Not 45.0

With the $x$ -axis horizontal and the origin at ground level below the point of projection, the trajectory of the ball has equation $x \; = \; 10t\cos\phi \qquad \qquad y \; = \; 10 + 10t\sin\phi - 5t^2$ if it is projected at an angle of $\phi$ above the horizontal.

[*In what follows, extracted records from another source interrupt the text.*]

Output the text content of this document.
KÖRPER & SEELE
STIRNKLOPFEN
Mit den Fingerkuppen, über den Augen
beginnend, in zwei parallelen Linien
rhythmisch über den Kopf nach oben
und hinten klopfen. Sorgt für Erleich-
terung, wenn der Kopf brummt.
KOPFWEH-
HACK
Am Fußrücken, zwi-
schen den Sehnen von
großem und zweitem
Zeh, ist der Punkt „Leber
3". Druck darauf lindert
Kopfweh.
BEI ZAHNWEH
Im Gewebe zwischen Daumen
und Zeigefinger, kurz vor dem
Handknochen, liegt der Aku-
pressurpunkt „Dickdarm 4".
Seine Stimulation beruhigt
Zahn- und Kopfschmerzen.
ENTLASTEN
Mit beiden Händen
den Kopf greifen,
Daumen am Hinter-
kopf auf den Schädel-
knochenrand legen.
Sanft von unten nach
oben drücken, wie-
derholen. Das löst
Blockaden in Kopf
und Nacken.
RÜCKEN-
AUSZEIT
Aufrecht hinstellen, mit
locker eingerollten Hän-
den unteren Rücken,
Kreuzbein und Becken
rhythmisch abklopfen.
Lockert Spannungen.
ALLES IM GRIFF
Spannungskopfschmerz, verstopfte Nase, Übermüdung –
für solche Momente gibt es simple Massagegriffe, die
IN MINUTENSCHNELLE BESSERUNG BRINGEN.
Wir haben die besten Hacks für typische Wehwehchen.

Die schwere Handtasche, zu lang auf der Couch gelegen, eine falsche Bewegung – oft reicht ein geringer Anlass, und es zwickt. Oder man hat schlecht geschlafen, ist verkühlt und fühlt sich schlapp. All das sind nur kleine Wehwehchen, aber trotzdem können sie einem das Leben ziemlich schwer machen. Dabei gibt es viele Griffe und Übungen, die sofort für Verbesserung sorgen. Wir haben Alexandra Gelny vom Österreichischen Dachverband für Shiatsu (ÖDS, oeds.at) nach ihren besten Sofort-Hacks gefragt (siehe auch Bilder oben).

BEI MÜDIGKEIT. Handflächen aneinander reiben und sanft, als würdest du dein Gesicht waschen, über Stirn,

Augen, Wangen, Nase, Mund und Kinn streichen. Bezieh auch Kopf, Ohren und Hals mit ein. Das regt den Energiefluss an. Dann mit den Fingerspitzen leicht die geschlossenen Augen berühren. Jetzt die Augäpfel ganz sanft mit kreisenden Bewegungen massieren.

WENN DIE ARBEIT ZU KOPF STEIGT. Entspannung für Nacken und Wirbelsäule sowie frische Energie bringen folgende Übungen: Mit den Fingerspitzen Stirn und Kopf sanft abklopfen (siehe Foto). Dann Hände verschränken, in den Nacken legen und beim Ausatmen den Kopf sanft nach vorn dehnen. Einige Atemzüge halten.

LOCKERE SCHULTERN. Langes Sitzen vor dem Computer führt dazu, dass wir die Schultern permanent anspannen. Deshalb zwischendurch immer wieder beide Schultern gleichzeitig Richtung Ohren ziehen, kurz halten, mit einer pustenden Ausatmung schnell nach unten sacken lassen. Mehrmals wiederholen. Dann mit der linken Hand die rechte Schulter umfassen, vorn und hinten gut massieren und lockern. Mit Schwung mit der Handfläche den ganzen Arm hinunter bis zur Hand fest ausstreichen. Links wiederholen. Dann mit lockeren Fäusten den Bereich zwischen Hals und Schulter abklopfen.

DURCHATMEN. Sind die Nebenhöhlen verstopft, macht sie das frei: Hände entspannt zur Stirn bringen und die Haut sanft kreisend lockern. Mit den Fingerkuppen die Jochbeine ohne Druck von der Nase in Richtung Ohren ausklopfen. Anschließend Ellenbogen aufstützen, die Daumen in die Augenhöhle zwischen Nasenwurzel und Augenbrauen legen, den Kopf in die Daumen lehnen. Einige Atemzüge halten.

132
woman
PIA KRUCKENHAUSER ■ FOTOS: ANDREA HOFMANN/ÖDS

The ball hits the ground when $y=0$ , so when $t^2 - 2t\sin\phi - 2 = 0$ , which happens when (for future time) $t = \sin\phi + \sqrt{\sin^2\phi + 2}$ . Thus the horizontal range of the ball is $R(\phi) \; = \; 10\big[\sin\phi\cos\phi + \cos\phi\sqrt{\sin^2\phi + 2}\big]$ To find the maximum range, find the turning point of $R$ . Since $R'(\phi) \; = \; \frac{10\big[\cos2\phi\big(\sqrt{\sin^2\phi + 2} + \sin\phi\big) - 2\sin\phi\big]}{\sqrt{\sin^2\phi + 2}}$ we can see that $R'(\tfrac16\pi) =0$ , and this angle of projection can easily be shown to give the maximum range. Thus the answer is $\boxed{30}$ .